The Sunday Post (Newcastle)

Getting drunk with my hero, Richard Burton

- Extracted from Walking With Ghosts by Gabriel Byrne, published by Picador

Early in his career Gabriel Byrne worked with Richard Burton on the 1983 TV series Wagner. In this extract from his memoir, he recalls how the legendary actor and hellraiser took him under his wing during filming in Venice.

Suddenly a rogue wave rolled under the boat. The swell unbalanced the make-up artist, and the blade of her scissors went through my lip. Within moments blood was dripping on to my starched white shirt.

“Jesus H Christ! Get them up here! Get the nurse!” shouted the megaphone. I was led ignominiou­sly up the gangplank. The nurse applied iodine and a bandage and I was dismissed for the day.

I returned to my suite and attacked the minibar again, although it was still midmorning. I watched Brief Encounter, dubbed in Italian, and sucked brandy through a straw, my lip throbbing. Sometime that evening the phone awoke me from my coma.

“Hello, Lippy,” said Burton. “Come and have a drink.”

We sat on his terrace, me with my bandaged lip, drinking late into the evening until I felt at ease and drunk again, realising that the shame of a split lip was nothing when you thought about it, especially if it meant you could spend time in the company of your hero, his voice directed at you alone. One of the world’s greatest actors. I’d been watching his performanc­es in the picture houses of Dublin for years, and now here I was getting drunk with him. I remarked on the chaos of the photograph­ers that morning.

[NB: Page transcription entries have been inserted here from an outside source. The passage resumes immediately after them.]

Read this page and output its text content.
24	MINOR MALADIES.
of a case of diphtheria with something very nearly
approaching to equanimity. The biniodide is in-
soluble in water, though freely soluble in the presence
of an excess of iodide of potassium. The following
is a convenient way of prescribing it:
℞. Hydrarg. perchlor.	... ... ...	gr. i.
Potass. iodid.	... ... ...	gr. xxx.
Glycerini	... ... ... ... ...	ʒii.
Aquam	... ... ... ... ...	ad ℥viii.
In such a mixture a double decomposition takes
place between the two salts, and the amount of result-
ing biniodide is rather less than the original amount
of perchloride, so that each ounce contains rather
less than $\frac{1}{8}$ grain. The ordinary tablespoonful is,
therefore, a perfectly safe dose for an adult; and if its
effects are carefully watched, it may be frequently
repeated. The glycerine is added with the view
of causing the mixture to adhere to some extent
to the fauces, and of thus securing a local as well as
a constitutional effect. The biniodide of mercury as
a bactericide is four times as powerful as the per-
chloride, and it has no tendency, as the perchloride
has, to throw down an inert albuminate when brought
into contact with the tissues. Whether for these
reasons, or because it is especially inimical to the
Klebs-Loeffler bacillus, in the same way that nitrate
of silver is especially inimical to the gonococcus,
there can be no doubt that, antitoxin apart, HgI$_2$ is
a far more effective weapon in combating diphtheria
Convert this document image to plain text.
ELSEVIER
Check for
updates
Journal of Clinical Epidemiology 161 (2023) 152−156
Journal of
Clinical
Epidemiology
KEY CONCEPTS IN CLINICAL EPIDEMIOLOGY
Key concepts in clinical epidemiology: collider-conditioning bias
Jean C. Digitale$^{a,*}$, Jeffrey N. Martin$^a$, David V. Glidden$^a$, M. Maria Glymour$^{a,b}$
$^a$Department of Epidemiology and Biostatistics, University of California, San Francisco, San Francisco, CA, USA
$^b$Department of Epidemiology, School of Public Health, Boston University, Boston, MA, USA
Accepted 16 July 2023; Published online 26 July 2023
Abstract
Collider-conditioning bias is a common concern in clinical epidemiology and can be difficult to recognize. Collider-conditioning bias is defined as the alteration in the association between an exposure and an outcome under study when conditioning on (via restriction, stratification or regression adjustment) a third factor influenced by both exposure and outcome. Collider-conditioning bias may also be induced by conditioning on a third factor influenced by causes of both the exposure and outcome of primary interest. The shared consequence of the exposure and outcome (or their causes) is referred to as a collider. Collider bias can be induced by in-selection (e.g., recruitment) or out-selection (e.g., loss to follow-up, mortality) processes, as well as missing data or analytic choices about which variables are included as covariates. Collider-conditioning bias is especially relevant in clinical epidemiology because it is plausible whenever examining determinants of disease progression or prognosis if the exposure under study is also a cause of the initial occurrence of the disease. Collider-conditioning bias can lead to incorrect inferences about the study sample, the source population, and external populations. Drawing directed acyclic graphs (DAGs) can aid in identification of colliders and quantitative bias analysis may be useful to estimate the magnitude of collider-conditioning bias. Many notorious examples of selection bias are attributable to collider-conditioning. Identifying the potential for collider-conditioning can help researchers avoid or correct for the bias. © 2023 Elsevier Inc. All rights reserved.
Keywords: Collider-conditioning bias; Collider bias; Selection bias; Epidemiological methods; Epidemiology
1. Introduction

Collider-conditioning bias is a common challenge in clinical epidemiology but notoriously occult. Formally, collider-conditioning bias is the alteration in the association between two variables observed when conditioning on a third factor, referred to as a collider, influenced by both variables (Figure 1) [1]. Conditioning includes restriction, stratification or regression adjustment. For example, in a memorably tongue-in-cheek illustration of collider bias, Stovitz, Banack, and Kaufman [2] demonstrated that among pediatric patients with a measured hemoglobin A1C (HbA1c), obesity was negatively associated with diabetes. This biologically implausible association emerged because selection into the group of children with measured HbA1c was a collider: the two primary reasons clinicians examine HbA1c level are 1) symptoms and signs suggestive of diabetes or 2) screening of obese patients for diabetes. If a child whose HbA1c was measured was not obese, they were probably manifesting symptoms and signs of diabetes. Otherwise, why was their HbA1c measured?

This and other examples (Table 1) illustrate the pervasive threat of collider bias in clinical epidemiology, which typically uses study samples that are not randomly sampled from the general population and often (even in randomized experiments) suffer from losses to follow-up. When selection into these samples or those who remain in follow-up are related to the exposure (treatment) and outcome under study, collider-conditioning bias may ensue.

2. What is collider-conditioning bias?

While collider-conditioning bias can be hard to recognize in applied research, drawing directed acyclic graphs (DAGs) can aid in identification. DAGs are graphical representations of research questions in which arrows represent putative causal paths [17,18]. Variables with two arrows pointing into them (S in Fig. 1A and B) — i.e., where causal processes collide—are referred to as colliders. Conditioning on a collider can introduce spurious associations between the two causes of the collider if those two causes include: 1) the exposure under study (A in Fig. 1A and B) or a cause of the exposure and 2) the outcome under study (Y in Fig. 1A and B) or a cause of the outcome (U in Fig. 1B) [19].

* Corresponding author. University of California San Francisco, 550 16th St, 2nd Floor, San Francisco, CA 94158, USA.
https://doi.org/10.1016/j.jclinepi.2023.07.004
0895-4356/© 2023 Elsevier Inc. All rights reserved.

“Fame,” Burton said, “doesn’t change who you are, it changes others. It is a sweet poison you drink of first in eager gulps. Then you come to loathe it.

“I’m rather ashamed to be an actor sometimes. I’ve done the most appalling s**t for money.”

“I detest the self mirrored back to me by others. It’s a kind of fractured reality. I can’t see me.

“But this Jameson’s makes sense of everything, for the moment. And poetry, the sound and music of words sooth me, always have. And books.

“Home is where the books are,” he said.

“What I’ve always rather wanted was to be a writer, perhaps it’s too late now.”

“I am at an age,” he said quietly, “when I fear dying in a hotel room on a film.

“Give it all you’ve got but never forget it’s just a bloody movie, that’s all it is. We’re not curing cancer. Remember.”

I’ve made eighty films since then and never forgotten those words

He didn’t die in a hotel room but at home in bed, halfway through a volume of the Elizabetha­n poets.